Remix.run Logo
hausrat 8 hours ago

This has very little to do with someone making the LLM too human but rather a core limitation of the transformer architecture itself. Fundamentally, the model has no notion of what is normal and what is exceptional, its only window into reality is its training data and your added prompt. From the perspective of the model your prompt and its token vector is super small compared to the semantic vectors it has generated over the course of training on billions of data points. How should it decide whether your prompt is actually interesting novel exploration of an unknown concept or just complete bogus? It can't and that is why it will fall back on output that is most likely (and therefore most likely average) with respect to its training data.

winddude an hour ago | parent | next [-]

> This has very little to do with someone making the LLM too human but rather a core limitation of the transformer architecture itself.
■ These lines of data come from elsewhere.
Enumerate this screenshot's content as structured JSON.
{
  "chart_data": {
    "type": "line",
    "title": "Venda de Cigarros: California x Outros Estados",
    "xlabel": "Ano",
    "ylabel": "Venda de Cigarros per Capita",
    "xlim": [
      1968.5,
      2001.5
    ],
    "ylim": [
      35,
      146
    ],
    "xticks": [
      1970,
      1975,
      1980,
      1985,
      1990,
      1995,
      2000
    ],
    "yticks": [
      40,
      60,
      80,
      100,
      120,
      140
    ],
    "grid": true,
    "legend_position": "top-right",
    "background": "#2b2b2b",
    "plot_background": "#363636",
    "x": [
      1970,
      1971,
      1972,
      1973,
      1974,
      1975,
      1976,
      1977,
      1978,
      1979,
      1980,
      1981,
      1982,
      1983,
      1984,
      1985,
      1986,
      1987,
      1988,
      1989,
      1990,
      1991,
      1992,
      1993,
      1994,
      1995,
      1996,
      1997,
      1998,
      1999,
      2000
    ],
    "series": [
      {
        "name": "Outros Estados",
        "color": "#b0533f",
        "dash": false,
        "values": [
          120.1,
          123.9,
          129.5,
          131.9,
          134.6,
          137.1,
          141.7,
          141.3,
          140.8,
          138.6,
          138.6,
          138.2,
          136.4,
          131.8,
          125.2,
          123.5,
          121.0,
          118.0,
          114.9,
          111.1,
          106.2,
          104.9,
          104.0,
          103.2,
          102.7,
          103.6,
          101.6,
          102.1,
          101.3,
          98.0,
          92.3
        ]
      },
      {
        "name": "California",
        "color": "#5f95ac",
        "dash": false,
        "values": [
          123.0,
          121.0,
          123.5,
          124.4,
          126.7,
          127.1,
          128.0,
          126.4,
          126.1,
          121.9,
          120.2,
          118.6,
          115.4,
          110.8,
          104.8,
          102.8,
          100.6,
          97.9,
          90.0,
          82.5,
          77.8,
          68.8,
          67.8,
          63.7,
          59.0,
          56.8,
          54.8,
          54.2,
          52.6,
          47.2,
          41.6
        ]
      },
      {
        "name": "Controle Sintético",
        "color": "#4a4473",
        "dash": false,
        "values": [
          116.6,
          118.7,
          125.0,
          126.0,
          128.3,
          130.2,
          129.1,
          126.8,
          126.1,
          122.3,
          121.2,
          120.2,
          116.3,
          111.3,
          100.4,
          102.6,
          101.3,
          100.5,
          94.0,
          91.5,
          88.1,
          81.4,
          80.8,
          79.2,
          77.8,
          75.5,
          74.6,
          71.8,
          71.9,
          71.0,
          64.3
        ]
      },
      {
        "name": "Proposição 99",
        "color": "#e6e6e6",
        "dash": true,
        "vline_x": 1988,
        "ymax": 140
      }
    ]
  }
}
It has almost everything to do with it. Models have been fine-tuned to generate outputs that humans prefer.

anuramat 8 hours ago | parent | prev | next [-]

wdym by "prompt and vector is small"? small as in "less tokens"? that should be a positive thing for any kind of estimation

in any case, how is this specific to transformers?

chrisjj 8 hours ago | parent | prev [-]

> How should it decide whether your prompt is actually interesting novel exploration of an unknown concept or just complete bogus?

It shouldn't. It should just do what it is told.

philipwhiuk 2 hours ago | parent [-]

Remember that all it's actually 'doing' is predicting more text.